We build your tailored investment portfolio based on your risk profile (identified in the planning stage). As part of our overall focus on risk management we invest across a diversified range of assets including cash, fixed interest, infrastructure, property and Australian shares.

Stage 3

Monitoring and reviewing

We view your investment portfolio as a work in progress – it needs to be flexible enough to cater for changes in your circumstances and investment preferences. We schedule regular face-to-face meetings every 3 months so you have the opportunity to restate your investment objectives, time frame and attitude to investment risk. We also evaluate the performance of your portfolio and report on your investment as part of this regular review and analysis process. Basically, we want to be confident that your investment continues to match your needs.

Risk management

We are strongly focused on risk management across all aspects of our advice.

Two important tools for managing portfolio risk:

Long-term strategic asset allocation

One of the most important things when building your portfolio is deciding how your fund allocates your money across each asset class. This decision can affect as much as 80% of your investment performance. Setting a benchmark long-term asset allocation will help identify the risks and help ensure your fund achieves the desired outcome. We take a proactive and dynamic approach to asset allocation that takes into account changes in our medium-term outlook for asset class returns due to the impact of a changing economic environment.
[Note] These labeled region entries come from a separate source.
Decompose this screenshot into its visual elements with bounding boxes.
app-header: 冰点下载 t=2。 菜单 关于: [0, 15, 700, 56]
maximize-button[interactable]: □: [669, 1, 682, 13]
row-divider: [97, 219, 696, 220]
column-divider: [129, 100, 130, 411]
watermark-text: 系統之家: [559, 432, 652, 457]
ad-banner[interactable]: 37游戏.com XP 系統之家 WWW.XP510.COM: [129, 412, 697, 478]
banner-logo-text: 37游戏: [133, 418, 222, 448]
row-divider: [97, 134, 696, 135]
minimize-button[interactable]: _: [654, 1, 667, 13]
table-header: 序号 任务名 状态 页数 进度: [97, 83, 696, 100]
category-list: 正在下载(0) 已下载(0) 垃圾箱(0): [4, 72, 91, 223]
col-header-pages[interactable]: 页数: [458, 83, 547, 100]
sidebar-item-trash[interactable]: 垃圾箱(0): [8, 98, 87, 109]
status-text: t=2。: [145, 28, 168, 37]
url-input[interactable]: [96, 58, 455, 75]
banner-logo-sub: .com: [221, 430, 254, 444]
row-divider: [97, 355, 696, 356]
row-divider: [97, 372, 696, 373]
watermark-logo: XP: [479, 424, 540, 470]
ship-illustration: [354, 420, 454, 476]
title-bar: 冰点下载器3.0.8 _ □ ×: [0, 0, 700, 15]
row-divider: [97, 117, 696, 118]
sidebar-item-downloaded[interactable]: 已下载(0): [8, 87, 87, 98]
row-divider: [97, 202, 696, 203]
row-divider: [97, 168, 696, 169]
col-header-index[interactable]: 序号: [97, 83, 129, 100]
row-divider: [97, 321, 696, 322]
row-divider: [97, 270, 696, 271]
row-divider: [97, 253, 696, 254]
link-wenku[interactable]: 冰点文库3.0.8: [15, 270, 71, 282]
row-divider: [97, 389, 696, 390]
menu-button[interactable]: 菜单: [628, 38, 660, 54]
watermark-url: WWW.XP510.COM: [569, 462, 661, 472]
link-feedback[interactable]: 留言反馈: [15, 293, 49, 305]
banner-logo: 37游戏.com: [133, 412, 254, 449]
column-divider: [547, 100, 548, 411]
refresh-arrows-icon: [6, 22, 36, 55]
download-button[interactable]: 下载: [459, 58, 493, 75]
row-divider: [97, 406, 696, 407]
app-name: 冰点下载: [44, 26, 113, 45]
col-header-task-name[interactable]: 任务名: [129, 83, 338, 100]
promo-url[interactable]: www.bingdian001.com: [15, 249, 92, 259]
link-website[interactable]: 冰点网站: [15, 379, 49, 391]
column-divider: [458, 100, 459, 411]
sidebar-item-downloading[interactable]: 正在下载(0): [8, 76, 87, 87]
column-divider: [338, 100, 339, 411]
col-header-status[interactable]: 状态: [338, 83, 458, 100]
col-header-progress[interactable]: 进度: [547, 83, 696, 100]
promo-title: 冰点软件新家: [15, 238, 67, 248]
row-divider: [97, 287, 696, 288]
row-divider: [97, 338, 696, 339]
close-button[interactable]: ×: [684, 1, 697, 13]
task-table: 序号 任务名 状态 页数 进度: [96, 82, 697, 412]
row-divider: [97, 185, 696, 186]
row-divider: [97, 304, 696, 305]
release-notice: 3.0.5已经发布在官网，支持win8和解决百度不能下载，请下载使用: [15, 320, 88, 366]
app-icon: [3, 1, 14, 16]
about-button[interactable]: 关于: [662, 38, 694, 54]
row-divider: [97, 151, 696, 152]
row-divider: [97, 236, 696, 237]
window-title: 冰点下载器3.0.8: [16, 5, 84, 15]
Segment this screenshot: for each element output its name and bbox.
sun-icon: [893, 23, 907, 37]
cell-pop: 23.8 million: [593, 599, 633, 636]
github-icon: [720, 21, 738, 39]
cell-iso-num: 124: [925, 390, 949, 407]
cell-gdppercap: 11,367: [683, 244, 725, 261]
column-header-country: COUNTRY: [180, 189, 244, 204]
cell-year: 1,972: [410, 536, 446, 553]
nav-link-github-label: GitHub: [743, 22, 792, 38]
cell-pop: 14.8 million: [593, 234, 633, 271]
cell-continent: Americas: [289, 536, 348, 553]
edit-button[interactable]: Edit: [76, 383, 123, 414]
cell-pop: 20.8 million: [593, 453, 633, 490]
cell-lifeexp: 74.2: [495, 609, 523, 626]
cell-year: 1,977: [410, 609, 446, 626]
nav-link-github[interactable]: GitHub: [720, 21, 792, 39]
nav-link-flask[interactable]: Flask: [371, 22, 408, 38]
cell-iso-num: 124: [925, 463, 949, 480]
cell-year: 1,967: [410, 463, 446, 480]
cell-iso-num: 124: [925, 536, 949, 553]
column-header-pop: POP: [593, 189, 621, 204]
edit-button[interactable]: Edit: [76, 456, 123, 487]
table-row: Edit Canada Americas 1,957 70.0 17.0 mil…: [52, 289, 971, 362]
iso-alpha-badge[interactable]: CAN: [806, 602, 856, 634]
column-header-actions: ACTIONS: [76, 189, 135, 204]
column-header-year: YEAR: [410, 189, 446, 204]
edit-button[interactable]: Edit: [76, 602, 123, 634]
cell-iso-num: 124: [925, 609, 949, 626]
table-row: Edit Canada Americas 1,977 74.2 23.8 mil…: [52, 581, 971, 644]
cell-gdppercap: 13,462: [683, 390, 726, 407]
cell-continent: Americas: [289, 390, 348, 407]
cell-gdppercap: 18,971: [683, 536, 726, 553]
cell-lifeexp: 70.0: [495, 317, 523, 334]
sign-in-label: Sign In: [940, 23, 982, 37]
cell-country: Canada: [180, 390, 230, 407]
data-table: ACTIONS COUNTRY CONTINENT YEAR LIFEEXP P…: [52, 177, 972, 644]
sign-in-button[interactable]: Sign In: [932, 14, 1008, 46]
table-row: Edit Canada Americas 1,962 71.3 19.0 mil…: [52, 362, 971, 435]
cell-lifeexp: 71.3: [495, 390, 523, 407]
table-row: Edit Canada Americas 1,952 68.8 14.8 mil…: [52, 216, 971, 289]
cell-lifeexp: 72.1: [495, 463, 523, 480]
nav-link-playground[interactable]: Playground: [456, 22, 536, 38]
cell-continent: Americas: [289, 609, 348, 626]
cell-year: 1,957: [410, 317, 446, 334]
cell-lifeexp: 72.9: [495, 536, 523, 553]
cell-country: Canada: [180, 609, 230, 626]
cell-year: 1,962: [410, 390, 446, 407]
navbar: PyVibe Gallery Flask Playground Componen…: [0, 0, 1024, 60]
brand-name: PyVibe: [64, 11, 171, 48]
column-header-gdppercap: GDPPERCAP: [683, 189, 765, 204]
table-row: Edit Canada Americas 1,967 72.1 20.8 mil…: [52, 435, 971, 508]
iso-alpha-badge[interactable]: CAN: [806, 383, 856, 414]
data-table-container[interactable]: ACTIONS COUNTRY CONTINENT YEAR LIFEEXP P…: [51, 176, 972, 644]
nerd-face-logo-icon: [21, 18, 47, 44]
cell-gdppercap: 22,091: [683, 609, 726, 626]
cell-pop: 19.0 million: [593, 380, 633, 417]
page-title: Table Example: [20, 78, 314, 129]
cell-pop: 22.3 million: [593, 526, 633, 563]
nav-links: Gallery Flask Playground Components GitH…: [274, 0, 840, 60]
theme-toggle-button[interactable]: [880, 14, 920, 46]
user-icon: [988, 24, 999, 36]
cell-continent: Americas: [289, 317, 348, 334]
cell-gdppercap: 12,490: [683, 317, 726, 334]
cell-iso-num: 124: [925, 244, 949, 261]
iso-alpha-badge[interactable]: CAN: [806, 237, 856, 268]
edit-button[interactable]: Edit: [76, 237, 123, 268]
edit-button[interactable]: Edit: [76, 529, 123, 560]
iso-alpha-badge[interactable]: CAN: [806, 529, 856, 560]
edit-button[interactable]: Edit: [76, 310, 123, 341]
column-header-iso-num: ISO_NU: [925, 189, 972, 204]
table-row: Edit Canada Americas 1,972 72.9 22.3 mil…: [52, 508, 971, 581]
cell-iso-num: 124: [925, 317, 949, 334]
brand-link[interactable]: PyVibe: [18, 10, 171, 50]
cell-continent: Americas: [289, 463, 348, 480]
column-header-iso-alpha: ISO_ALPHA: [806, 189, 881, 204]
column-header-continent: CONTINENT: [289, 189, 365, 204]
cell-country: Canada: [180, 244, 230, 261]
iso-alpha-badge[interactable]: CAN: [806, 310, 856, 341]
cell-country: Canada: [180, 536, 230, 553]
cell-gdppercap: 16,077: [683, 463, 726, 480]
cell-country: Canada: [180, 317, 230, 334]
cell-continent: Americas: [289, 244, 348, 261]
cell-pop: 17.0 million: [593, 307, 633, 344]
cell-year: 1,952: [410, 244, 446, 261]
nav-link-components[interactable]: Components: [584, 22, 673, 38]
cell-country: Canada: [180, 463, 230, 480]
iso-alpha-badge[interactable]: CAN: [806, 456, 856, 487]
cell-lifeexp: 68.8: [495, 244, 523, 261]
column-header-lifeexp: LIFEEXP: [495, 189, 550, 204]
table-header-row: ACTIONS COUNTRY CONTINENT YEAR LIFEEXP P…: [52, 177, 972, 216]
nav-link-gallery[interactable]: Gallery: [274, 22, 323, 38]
Long-term strategic asset allocation

One of the best ways to reduce risk exposure is by spreading your money across a range of assets. You can achieve diversification in a number of ways: invest across a range of asset classes; hold a spread of investments within an asset class (such as different industries or companies); and use managed fund investments (when required) to capture a larger basket of assets than you would typically be capable of doing directly.